Build Predictive Machine Learning with Flink | Workshop on Dec 18 | Register Now
It has only been two weeks since the inaugural Kafka Summit London, and I’m sure many of you who attended are still internalizing what you learned there. But what about the many tens of thousands in the Apache Kafka® Community who didn’t attend? Well, I have good news for you: session videos are available!
But first, let’s pause to remember a few stats that made this Summit so unforgettable.
Now then. About the videos. A complete playlist is available here, including sessions and keynotes both. Go there and check it out!

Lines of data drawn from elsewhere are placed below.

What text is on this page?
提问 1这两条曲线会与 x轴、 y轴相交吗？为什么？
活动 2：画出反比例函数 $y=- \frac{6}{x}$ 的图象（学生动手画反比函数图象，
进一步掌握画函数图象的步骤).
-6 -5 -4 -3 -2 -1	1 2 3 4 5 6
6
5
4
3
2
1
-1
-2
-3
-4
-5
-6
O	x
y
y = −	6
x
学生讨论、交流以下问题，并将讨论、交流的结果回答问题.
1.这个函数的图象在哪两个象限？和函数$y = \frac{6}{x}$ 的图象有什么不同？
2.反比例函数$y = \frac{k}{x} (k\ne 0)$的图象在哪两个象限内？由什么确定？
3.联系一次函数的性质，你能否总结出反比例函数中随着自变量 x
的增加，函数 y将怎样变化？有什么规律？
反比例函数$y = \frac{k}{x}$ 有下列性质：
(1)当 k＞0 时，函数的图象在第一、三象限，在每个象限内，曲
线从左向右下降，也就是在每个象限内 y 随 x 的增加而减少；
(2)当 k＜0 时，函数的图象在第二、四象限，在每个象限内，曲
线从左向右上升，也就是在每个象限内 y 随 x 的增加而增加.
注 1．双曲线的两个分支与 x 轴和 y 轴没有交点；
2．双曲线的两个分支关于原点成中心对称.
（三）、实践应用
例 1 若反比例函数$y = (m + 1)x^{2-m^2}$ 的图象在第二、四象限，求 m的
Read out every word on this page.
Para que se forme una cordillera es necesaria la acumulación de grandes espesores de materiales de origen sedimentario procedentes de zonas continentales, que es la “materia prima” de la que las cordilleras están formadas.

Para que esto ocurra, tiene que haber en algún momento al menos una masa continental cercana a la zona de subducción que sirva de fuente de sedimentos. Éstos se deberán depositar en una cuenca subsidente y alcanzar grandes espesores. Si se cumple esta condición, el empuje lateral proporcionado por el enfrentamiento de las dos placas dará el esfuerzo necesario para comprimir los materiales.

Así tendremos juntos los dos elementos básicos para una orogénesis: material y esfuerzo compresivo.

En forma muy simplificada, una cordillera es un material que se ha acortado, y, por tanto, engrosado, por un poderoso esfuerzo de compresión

If you want to get started on Summit videos, here’s Neha’s keynote entitled The Present and Future of the Streaming Platform:
That keynote defines a five-step adoption journey we observe organizations going through as they build streaming systems. (It’s interesting to follow along in the talk and ask yourself where you fit in.) First, you become aware of streaming as an architectural paradigm and build a pilot system. After that pilot succeeds, streaming goes live with the first production system. Third, the small production system spreads to an mission-critical application. Fourth, as the organization gains competence with the new platform and comes to depend more and more on the advantages conferred by a streaming platform, that mission-critical application is expanded to a global use case, where streaming data is produced and consumed across geographies. Finally, the organization learns that a streaming platform is the proper core on which to layer all of its applications and services, and the “central nervous system” metaphor of comprehensive streaming adoption finally becomes true. Streaming adoption, having begun with an idea and a pilot project, has finally transformed a business and its entire information architecture.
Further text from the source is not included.